6Un second entretien laisse apparaître un mouvement similaire dans la justification, du politique à l’intime. À propos des choix de slogans inscrits sur deux gilets (« Montreuil c’est la champions’ league » et « Seine-Saint-Denis style »), l’entretien permet de mettre au jour dans un premier temps, derrière le registre populaire des références, les dimensions stratégiques de l’écrivant, à fort capital militant, qui tâche de mettre à profit les ressources du support gilet. L’objectif premier, par l’exposition de ces slogans lors des actes à Paris, est de visibiliser la présence et la mobilisation des gilets jaunes de banlieue. De là, il s’agit aussi de générer des interactions et des connexions, lors des actes, avec d’autres banlieusards. Pour autant dans un second temps est aussi soulignée l’importance affective que revêt le choix des mots, écrits à partir du moment où l’enquêté, après une jeunesse déterritorialisée, déclare avoir trouvé son « lieu d’ancrage politique » (Montreuil) et partant, son rond-point. Le premier slogan est d’ailleurs écrit lors d’une occupation collective, de nuit, dans le moment qui suit la construction de la cabane du rond-point. Le récit de cette scène d’écriture, lors de l’entretien, permet de comprendre comment l’inscription de tels slogans sur les gilets certes témoigne, mais aussi et surtout génère, en l’affirmant, un ancrage politique local. Écrire sur son gilet jaune est ainsi pensé, dans les entretiens, selon une double dimension : il y a ce qui produit l’acte d’écriture, il y a ce que l’acte d’écriture produit.

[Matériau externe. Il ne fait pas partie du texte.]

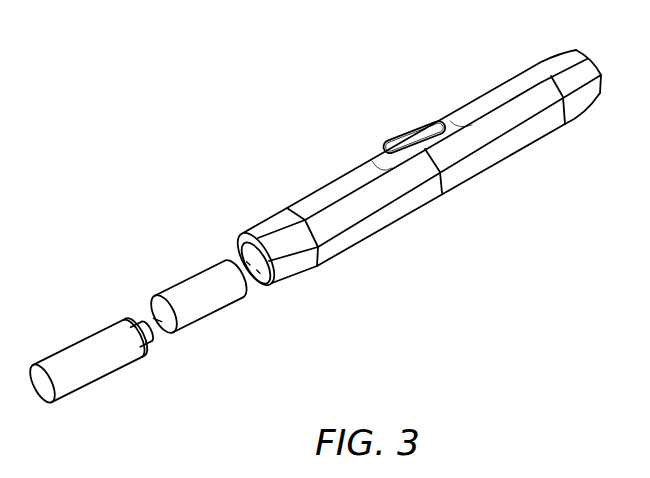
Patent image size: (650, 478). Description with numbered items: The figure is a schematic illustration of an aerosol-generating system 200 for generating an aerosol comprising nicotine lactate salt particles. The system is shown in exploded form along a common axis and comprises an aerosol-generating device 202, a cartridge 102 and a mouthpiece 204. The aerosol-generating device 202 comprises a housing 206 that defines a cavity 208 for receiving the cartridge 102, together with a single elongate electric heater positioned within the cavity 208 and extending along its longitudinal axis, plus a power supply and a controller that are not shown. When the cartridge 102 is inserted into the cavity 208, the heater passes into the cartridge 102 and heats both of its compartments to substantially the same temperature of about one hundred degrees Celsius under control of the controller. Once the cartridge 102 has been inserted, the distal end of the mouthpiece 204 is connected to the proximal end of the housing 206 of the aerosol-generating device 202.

The aerosol-generating system 200 is at (294, 343).
The aerosol-generating device 202 is at (492, 92).
The mouthpiece 204 is at (80, 350).
The cartridge 102 is at (190, 287).
The housing 206 is at (327, 190).
The cavity 208 is at (257, 283).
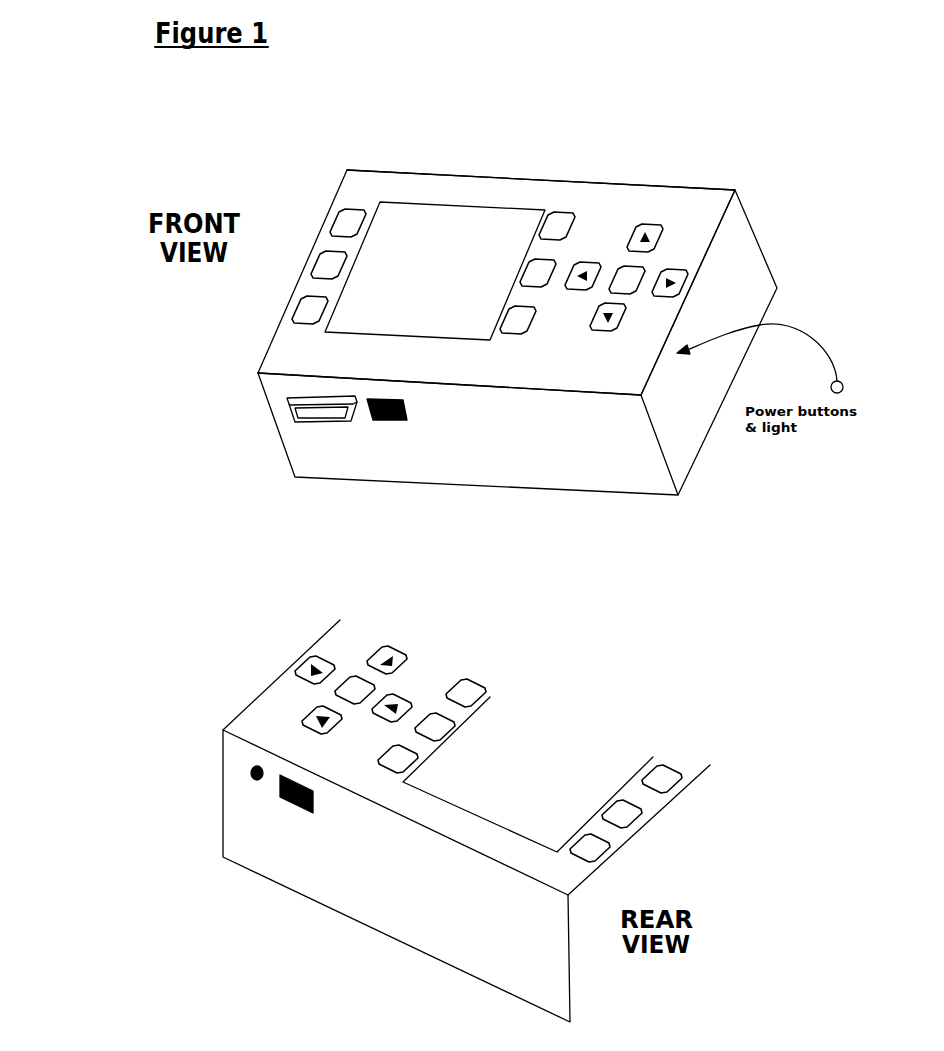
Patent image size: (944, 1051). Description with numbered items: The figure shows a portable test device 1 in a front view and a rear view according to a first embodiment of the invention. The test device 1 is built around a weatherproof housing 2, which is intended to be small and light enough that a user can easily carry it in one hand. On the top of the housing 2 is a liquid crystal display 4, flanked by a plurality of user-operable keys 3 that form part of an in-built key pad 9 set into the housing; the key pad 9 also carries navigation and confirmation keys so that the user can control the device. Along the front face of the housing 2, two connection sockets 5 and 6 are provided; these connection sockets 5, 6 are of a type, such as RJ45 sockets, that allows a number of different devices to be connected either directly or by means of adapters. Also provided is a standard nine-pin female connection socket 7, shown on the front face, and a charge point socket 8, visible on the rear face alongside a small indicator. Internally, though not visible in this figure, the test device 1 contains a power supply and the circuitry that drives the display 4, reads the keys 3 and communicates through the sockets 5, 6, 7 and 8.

The test device 1 is at (205, 175).
The weatherproof housing 2 is at (300, 348).
The user-operable keys 3 is at (680, 271).
The liquid crystal display 4 is at (470, 238).
The connection socket 5 is at (282, 810).
The connection socket 6 is at (428, 407).
The 9-pin female connection socket 7 is at (323, 430).
The charge point socket 8 is at (247, 782).
The key pad 9 is at (687, 217).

Capital jaune, capital militant
7Dans une enquête sur les gilets jaunes d’un rond-point en banlieue lyonnaise (Devaux et al., 2019), des sociologues et politistes ont bien décrit les mécanismes de répartition, mais aussi de domination qu’ont pu vivre les gilets jaunes néo-manifestants dès lors qu’ils ont quitté les ronds-points et se sont confrontés, dans les assemblées générales et les manifestations à Lyon, à des habitués de ce type de mobilisation politique. Le gilet une fois encore y joue un rôle :
Ainsi, le 4 février, aucun⋅e participant⋅e à l’AG ne porte de gilet jaune, à l’exception notable de Sonia [du rond-point de l’agglomération lyonnaise], qui, en aparté, tire de cette distinction une certaine fierté.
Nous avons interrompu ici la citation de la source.